Going to school soon, having PTC later. Pray hard that i never kanna. If not today go home sure let papa cut into pieces. Haha. Having class outing later. Going to bring my PUIPUI go * smile * it since so ling never bring him out and play. Haha. can't wait to see his cute KUKU face! Photo will be out tomorrow! {: 

Thursday, September 2, 2010

Changed new blog again. And not even that make my own blog skin. Haha. Loves ttm. Eaten my dinner not long ago with papa and meimei. Chatting about our pass and what had happen to mummy and papa. 

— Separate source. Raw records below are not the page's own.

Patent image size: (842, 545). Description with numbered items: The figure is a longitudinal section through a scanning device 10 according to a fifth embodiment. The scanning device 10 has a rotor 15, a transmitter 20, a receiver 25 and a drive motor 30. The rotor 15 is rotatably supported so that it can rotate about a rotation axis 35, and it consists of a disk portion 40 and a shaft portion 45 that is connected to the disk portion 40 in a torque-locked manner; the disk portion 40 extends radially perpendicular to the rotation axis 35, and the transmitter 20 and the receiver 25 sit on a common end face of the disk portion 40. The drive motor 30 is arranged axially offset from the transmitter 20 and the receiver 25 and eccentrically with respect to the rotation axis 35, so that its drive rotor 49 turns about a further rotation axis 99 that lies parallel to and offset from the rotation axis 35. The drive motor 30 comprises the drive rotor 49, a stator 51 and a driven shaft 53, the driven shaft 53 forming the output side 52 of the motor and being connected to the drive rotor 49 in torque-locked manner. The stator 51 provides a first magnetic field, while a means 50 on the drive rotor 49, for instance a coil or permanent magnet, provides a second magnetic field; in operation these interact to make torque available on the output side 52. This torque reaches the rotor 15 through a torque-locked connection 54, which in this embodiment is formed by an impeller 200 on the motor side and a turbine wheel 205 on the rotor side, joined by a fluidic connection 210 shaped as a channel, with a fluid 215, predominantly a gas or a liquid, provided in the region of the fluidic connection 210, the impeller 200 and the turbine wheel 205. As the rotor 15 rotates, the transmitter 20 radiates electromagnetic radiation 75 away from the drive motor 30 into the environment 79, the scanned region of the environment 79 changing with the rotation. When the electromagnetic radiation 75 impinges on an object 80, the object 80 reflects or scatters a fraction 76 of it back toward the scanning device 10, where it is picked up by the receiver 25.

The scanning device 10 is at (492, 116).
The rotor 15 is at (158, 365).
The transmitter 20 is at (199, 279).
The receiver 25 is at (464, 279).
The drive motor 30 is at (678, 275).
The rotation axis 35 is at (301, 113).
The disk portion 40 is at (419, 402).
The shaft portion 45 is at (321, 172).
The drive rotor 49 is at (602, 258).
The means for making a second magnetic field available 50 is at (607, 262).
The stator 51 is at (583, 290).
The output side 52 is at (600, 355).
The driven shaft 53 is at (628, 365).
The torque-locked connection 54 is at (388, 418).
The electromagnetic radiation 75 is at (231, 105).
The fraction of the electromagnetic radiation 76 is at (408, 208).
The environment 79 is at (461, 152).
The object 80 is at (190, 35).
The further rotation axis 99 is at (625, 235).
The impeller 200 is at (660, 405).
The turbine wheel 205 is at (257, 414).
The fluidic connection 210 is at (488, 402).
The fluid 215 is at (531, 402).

MISSING MY AHMA RIGHT NOW ! :{ 
Going to pray her tomorrow. As what papa promise us.Not even that,after taking about our family past it let me know about how do i make my relationship goes better than quarrel with him every time. 
*hopefully i will have the chance.  
i'm really sick & tried of all this thing. it seem to be bored with it. i really needs someone that can be my part. that really show the way his love me. i always told myself not to give up easy, cause i know it my mistake that make every thing goes like that. but what if you din give me any chance & how am i going to prove to you? it been sometimes i haven been hearing you saying sweet talk to me :{ the most IMPORTANT things that i only want from you it just a simply CARE from you! i'm really afraid of walking in & out the place on my own. & the only things i need it just YOU! 
*just some sweet words like not to be scare I'll be waiting for you here. 
And it just so easy. But WHY CAN'T YOU DO IT!